Enfin, un rapport décrira le stockage des données à caractère personnel par les prestataires techniques de communications électroniques sur le thème très important du droit à la vie privée sur internet, qui fait d’ailleurs l’objet d’une proposition de loi de nos collègues Yves Détraigne et Anne-Marie Escoffier.

Mes chers collègues, les orientations du Sénat n’ont pas été remises en cause par l’Assemblée nationale. Elles ont au contraire été consolidées par l’ajout de dispositions pertinentes.
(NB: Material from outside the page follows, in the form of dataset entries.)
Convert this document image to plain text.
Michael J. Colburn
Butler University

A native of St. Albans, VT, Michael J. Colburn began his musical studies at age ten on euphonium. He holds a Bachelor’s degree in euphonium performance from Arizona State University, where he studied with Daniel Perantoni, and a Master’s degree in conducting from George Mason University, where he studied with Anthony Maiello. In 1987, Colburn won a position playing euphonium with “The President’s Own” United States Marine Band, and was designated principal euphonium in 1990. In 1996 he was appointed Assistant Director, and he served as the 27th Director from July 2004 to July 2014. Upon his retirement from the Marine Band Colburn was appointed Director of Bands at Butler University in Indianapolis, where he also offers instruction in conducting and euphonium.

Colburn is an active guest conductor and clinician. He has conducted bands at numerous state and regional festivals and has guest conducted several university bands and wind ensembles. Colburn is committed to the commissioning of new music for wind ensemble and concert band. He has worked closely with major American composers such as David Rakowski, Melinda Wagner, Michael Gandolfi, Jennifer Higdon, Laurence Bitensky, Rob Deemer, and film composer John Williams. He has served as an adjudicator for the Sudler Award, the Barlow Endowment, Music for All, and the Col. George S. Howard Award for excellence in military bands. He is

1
De plus, la rédaction de la proposition de loi a été améliorée.

Fort de ce constat, la commission de l’économie, du développement durable et de l’aménagement du territoire souhaite que ce texte puisse être adopté sans modification.

Pour conclure, je veux vous rappeler rapidement pourquoi la commission est favorable à ce texte, modifié par l’Assemblée nationale.

Le titre II relatif au très haut débit, qui est le cœur de la proposition de loi, n’a pratiquement pas été retouché. L’Assemblée nationale a apporté quelques clarifications, mais très peu d’ajouts. Il reste, dans son inspiration et dans son écriture, tel que nous l’avions adopté en première lecture.

Le titre Ier concernant la TNT a été, en revanche, beaucoup plus remanié par les députés. Néanmoins, les modifications apportées sont positives et s’inscrivent dans la perspective que nous avions indiquée au Gouvernement dès le mois de juillet, qui est d’apporter la télévision numérique à 100 % des Français. Cet objectif, qui nous tient à cœur, a été révisé à la hausse avec le doublement de la puissance des émetteurs. En outre, ceux qui se trouveraient dans des zones blanches pourraient bénéficier d’une aide de 250 euros afin de s’équiper en moyens alternatifs de réception.

Comme Nathalie Kosciusko-Morizet vient de l’indiquer, nous quittons la phase d’expérimentation. Après le succès des opérations de Coulommiers, de Kaysersberg et, il y a un mois, du Cotentin, nous allons attaquer le basculement des grandes plaques régionales, d’abord l’Alsace dans deux mois, puis la Basse-Normandie.

Nous ne pouvons plus attendre. Adoptons ces dispositions qui vont dans le bon sens, notamment en augmentant encore les exigences que nous avions formulées en première lecture.

Voilà les raisons pour lesquelles il faut souscrire au souhait de la commission de l’économie, à savoir adopter ce texte sans modification.